В спальне Клоди подошла к календарю. Оторвала еще один листок. До приезда Рири оставалось пять дней. Еще целых пять дней.
37. На снежном склоне
— Наверное, ты уже устала?
— Нет.
— Проголодалась?
— Нет. Нисколько.
— Может, тебе холодно? Куртка твоя просто ветром подбита…
Она, не отвечая, затрясла головой. Капюшон при этом свалился ей на спину, открылись спутанные золотисто-оранжевые прядки над прозрачными, очень серьезными глазами. И стало видно все лицо с новым, непонятным для мальчика выражением. Очень повзрослевшее лицо — так он подумал. А сам с трудом удерживался от желания закутать девочку в свою теплую куртку, подышать на ее наверняка замерзнувшие руки, накормить. «Я точь-в-точь наседка над своим цыпленком», — отметил он без всякого юмора, никак, впрочем, не останавливаясь на этой мысли.
У их ног лежал далеко протянувшийся вниз пологий снежный склон, весь исчерченный извилистыми следами лыж, вмятинами собачьих лап, зигзагами «змеек», срезами «плугов». Кое-где в снегу были рытвины, ямки — там, где она падала, и каждый раз ему стоило больших усилий удержаться не поднять ее, не отряхнуть от снега, не погладить, как ушибшуюся маленькую. Нет, он не позволял себе распускаться, держался строго, как и полагается настоящему тренеру. Даже покрикивал:
— Дави на правую ногу! Теперь на левую! Разверни плечи! Кантуйся! Мягче, мягче колени! Да не трусь, не трусь! Я тебе сказал: колени к склону!
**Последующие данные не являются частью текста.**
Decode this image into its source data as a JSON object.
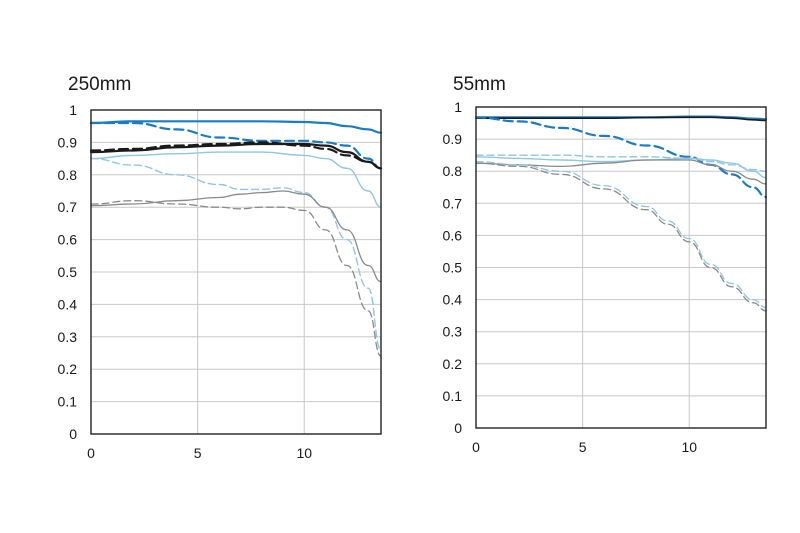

И она послушно давила то на одну, то на другую ногу, старалась разворачивать плечи, иногда добиралась благополучно до самого подножия горы и тогда счастливо смеялась, махала ему варежкой. Но чаще падала где-то на середине склона, и он с замиранием сердца видел вдали игрушечную, ломающуюся пополам фигурку, облачко снега над ней и вставшие дыбом лыжи.